News
2017年4月1日 更新
日本で最初の学校である東京シュタイナーシューレが生まれた1987年から、2017年の今年で30年になります。ビルの一室、1年生8人からの出発でした。
30年というと、人の成長を思います。30歳は人が成人して自分の生きる職業や課題に向かってしっかりと立つ頃です。日本のシュタイナー学校も、全体としては10回12年生を送り出し、卒業生たちの社会での活動が伝えられるようになりました。あたたかさの中で育まれた彼らが、自分の命への信頼をもって、「人と世界のために何ができるだろう」と生きる姿は、私たちの希望です。
そして100年というと、世界と時代の変化を思います。1919年、第一次大戦後の激動のヨーロッパで、ヴァルドルフ/シュタイナー学校は「現代と近い未来のための学校」として誕生しました。

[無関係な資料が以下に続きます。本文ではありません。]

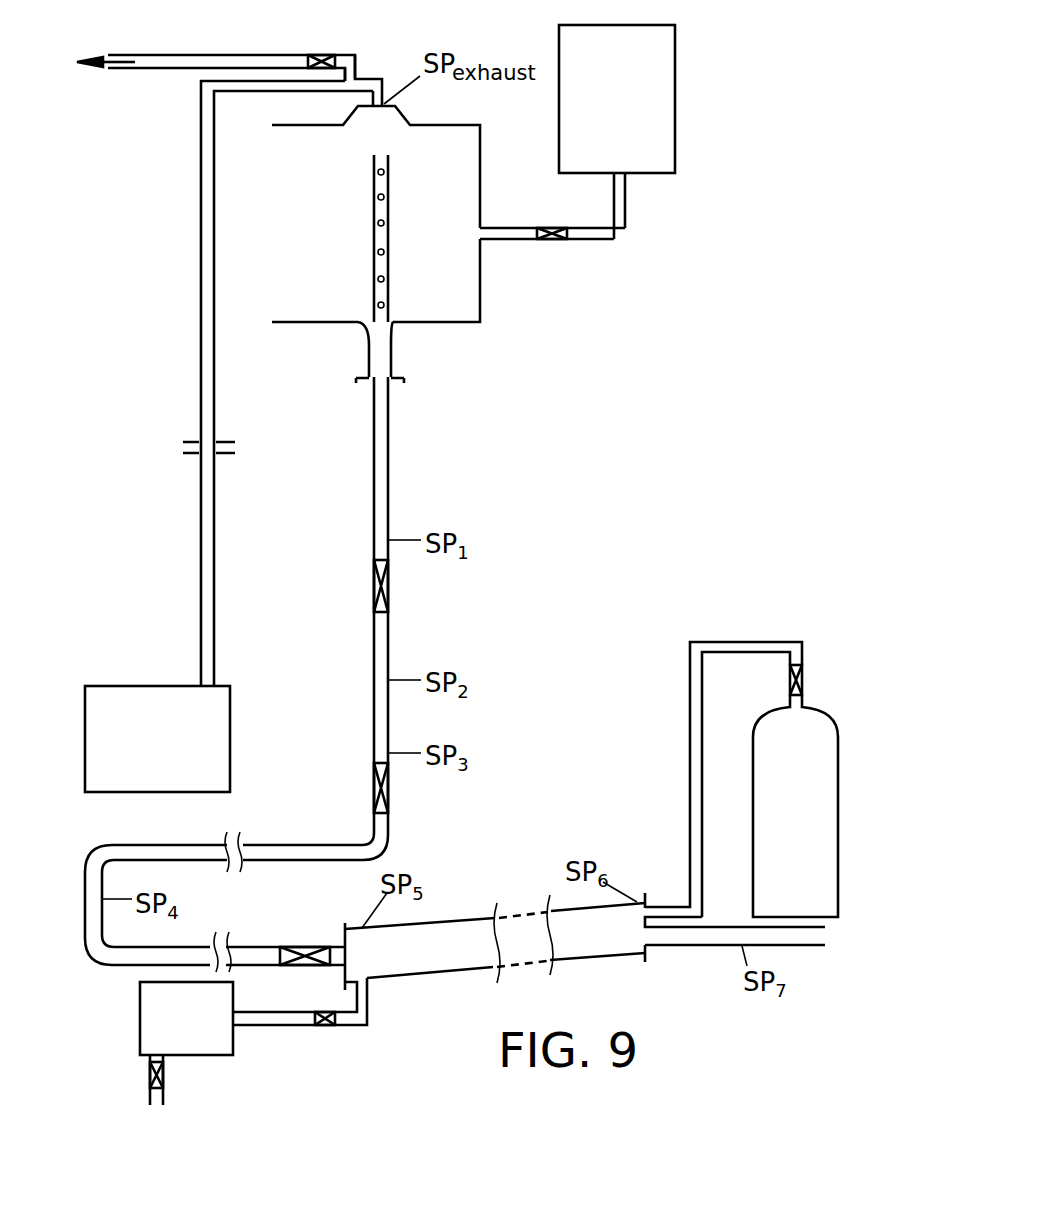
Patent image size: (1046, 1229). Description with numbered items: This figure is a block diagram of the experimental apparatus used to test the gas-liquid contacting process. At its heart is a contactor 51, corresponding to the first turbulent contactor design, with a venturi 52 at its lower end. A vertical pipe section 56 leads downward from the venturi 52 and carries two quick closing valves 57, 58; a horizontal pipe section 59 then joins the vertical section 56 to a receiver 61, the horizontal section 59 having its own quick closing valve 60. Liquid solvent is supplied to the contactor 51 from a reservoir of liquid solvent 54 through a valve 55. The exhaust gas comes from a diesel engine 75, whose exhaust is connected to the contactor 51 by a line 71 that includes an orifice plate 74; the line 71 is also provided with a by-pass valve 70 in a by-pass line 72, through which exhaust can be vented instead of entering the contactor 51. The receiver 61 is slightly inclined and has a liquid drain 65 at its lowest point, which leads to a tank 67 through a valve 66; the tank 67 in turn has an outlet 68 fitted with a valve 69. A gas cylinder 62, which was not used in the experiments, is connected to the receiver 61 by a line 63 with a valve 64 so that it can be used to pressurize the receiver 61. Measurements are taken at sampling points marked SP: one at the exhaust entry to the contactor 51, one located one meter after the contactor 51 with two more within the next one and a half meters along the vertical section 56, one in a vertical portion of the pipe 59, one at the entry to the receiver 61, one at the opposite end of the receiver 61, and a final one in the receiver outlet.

The contactor 51 is at (481, 303).
The venturi 52 is at (398, 349).
The reservoir of liquid solvent 54 is at (675, 93).
The valve 55 is at (553, 240).
The vertical pipe section 56 is at (389, 422).
The quick closing valve 57 is at (390, 588).
The quick closing valve 58 is at (390, 785).
The horizontal pipe section 59 is at (297, 843).
The quick closing valve 60 is at (298, 946).
The receiver 61 is at (452, 896).
The gas cylinder 62 is at (753, 837).
The line 63 is at (690, 831).
The valve 64 is at (803, 680).
The liquid drain 65 is at (368, 1006).
The valve 66 is at (325, 1027).
The tank 67 is at (140, 1013).
The outlet 68 is at (148, 1096).
The valve 69 is at (164, 1075).
The by-pass valve 70 is at (323, 56).
The line 71 is at (214, 145).
The by-pass line 72 is at (357, 63).
The orifice plate 74 is at (190, 434).
The diesel engine 75 is at (138, 685).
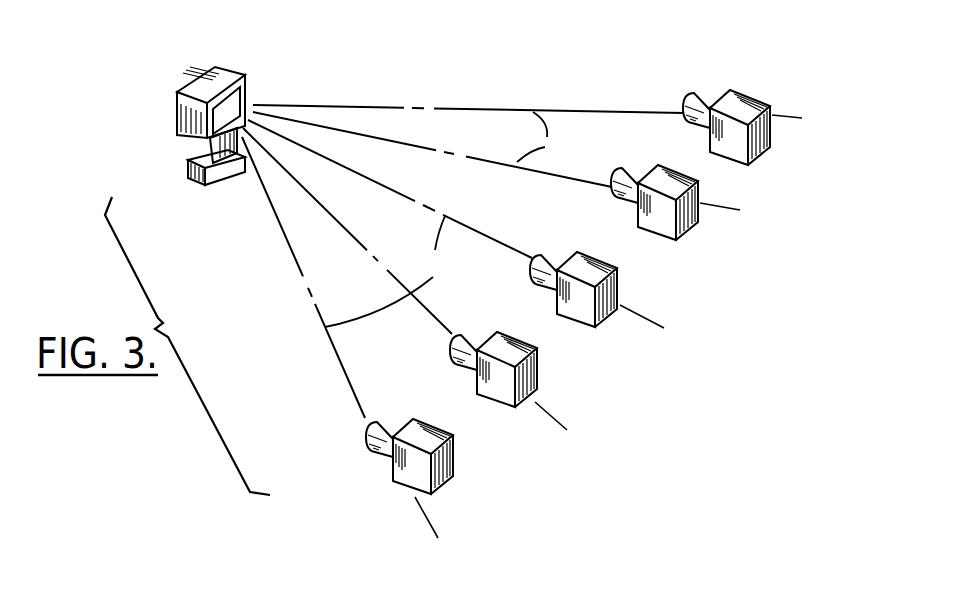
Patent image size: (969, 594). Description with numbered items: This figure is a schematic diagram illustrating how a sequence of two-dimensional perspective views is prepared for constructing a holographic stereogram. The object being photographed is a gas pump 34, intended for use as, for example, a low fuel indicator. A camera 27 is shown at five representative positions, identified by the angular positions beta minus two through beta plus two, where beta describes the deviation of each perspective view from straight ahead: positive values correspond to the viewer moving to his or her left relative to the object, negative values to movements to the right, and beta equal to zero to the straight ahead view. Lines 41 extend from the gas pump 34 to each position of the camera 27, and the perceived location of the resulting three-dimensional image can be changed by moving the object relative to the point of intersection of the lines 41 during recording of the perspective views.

The gas pump 34 is at (243, 82).
The camera 27 is at (752, 100).
The lines 41 is at (392, 268).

最初の学校は20年を待たずにナチス政権下で閉鎖され、中断の時を経ながらも復興し、以来、シュタイナー教育も世界中に広がりました。
シュタイナー教育100周年-ヴァルドルフ100-は、決して100年の困難と喜びの回顧ではなく、次の1世紀に、国や民族を越えて拡がったこの教育運動は何ができるか、という問いです。
シュタイナー学校をつくる者たちは、世界中どこの国でも、直接の出会いを何より大切にします。
子どもと教員とが出会い、その橋を親に、同僚に、地域、国、そして世界へと広げていく中で、人と人との交流も、波紋のように大きく深くなります。私たちは、日々の教育に向かいながらも、近隣のアジアの学校、そして世界中の学校へと、時代の動きを感知する感覚器官をひらいていきたいと思います。シュタイナー学校から巣立つ若い人たちのように、「世界のために今自分に何ができるか」を問いながら。